The years during which these columns were written were deeply marked by the world financial crisis that began in 2007—8 and is still ongoing. On several occasions, I tried to understand the new role of central banks as they sought to avert a collapse of the world economy, or to analyze the similarities and differences between the Irish and Greek crises. Not to mention traditional domestic topics, still vital for our common future. But toward the end of the period, one question began to eclipse all the others: Will the European Union be able to live up to the hopes that so many of us have placed in it? Will Europe manage to become the continental power, and the space for democratic sovereignty, that we'll need in order to take control of a globalized capitalism gone mad?

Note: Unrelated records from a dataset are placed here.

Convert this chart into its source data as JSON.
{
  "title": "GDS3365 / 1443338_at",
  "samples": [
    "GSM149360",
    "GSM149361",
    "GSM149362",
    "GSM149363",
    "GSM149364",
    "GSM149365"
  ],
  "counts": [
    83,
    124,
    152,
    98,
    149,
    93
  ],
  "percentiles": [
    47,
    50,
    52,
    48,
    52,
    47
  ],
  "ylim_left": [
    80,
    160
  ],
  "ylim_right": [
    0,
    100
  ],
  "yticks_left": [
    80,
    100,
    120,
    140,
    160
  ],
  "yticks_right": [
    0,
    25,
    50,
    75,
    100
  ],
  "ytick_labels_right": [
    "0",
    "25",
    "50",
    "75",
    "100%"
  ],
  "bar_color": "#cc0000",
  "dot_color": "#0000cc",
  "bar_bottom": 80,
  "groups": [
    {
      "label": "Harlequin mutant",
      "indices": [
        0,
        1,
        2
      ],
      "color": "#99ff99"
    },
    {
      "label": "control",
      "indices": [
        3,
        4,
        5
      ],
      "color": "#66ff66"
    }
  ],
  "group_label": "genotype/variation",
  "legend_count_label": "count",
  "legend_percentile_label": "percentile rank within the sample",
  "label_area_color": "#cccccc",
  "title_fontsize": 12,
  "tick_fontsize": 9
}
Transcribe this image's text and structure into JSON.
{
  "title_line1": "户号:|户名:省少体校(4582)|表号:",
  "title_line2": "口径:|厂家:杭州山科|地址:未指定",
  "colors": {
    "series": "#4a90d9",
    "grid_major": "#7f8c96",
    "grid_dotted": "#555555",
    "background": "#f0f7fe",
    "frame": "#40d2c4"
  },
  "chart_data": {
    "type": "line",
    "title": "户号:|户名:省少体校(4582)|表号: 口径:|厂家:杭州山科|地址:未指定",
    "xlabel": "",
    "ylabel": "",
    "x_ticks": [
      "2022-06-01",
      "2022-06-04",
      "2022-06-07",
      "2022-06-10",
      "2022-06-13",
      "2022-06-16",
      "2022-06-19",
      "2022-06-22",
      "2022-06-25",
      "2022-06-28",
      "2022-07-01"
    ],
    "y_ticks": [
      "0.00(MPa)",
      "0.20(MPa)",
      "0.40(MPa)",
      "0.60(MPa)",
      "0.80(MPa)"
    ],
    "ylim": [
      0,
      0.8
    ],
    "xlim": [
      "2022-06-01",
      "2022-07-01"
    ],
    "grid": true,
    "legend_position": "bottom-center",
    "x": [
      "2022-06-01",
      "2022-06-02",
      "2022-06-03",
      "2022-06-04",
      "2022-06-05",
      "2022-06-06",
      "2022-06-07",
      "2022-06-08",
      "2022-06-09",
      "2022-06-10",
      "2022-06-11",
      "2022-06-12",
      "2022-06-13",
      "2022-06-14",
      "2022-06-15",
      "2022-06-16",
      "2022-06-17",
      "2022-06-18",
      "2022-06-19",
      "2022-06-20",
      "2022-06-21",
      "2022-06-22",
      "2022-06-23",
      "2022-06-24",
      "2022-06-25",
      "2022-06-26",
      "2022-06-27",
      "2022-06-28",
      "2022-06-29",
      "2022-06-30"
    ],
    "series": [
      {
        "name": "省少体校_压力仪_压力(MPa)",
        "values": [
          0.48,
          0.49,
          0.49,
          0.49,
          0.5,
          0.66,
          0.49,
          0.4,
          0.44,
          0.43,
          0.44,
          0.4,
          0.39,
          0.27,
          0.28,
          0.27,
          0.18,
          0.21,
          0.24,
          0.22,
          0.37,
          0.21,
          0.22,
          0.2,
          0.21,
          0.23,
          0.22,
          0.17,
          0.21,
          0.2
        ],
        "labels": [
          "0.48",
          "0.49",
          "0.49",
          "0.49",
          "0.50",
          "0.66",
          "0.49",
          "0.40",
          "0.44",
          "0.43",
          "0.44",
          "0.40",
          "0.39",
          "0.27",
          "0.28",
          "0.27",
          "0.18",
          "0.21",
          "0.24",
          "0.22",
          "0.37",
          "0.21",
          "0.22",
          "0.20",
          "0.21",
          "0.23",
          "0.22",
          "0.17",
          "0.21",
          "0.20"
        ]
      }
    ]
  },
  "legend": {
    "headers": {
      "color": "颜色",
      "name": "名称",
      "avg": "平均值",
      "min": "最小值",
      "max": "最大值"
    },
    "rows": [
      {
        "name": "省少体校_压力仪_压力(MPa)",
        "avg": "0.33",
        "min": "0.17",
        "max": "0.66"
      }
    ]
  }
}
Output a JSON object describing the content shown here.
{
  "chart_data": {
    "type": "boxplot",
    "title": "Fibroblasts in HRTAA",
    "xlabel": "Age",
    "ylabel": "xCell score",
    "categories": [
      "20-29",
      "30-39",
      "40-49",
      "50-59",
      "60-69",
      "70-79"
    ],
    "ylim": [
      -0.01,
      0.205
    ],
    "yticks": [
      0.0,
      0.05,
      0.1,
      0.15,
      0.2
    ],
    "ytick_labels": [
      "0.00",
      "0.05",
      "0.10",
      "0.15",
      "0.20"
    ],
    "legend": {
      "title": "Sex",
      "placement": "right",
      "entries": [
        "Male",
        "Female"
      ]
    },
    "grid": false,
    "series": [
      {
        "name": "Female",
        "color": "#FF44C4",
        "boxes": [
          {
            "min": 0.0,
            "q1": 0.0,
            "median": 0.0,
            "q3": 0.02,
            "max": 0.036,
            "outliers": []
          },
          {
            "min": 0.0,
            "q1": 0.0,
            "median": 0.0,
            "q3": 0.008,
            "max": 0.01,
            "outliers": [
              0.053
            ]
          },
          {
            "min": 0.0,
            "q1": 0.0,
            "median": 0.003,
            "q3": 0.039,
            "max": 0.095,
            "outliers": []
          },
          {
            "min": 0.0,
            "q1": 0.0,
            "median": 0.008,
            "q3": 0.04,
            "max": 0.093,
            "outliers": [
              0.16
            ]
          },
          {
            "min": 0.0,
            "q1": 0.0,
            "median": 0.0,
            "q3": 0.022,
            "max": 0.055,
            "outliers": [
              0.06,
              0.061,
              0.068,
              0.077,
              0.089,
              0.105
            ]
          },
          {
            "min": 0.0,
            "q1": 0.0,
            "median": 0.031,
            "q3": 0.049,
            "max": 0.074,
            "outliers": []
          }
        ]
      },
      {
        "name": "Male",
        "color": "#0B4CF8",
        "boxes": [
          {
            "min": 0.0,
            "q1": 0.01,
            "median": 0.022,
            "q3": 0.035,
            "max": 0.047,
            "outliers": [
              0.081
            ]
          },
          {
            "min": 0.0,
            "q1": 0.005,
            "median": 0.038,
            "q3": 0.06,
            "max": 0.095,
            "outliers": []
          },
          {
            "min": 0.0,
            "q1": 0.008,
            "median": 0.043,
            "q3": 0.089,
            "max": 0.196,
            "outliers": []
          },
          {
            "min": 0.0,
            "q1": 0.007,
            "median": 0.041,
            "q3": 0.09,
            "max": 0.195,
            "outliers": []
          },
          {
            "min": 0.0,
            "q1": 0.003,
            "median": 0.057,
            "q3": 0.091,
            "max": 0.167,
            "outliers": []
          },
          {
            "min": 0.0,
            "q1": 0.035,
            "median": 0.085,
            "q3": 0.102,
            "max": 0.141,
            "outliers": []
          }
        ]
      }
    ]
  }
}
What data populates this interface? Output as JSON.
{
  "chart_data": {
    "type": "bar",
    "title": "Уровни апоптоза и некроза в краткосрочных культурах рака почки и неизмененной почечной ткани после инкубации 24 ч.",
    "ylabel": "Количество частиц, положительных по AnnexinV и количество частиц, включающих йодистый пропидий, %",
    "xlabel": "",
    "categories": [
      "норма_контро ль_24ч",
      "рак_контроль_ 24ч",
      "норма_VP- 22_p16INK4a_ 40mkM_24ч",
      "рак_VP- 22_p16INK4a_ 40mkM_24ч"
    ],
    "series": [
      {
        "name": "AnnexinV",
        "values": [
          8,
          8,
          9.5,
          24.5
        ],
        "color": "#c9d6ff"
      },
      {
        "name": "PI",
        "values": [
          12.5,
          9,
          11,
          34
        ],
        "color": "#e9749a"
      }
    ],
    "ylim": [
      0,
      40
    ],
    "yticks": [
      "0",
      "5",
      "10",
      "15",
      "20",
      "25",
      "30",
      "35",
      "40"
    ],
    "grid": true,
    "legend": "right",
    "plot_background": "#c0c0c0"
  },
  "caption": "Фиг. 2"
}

Or will it once again be no more than a technocratic instrument of deregulation, intensified competition, and the subjection of governments to the markets?
At first glance, the financial crisis that began in the summer of 2007 with the collapse of the U.S. subprime mortgage market and the September 2008 bankruptcy of Lehman Brothers can be seen as the first crisis of twenty-first-century globalized patrimonial capitalism.
Let's review. Starting in the 1980s, a new wave of financial deregulation and an outsized faith in self-regulating markets descended on the world. The memory of the Great Depression of the 1930s and the cataclysms that followed had faded. The 'stagflation' of the 1970s (a mixture of economic stagnation and inflation) had showed the limits of the Keynesian consensus of the 1950s and '60s, hastily constructed in the specific context of the postwar decades* Naturally, with postwar reconstruction and high growth rates coming to an end, the continual growth of taxes and expansion of government that characterized the 1950s and '60s could no longer be taken for granted.f The deregulation movement began in 1979—80 in the United States and United Kingdom, where there was rising unease as the economies of Japan, Germany, and France caught up with - and, in the British case, surpassed — their own. Riding the wave of discontent, Ronald Reagan and Margaret Thatcher explained that government was the problem, not the solution. They called for escaping a welfare state that had made entrepreneurs soft, a return to the pure capitalism of the pre-World War I era. The process accelerated and then spread to continental Europe after 1990— 91. The fall of the Soviet Union left capitalism without a rival, and a new era began in which many chose to believe in an 'end of history' and a 'new economy' based on permanent stock market euphoria.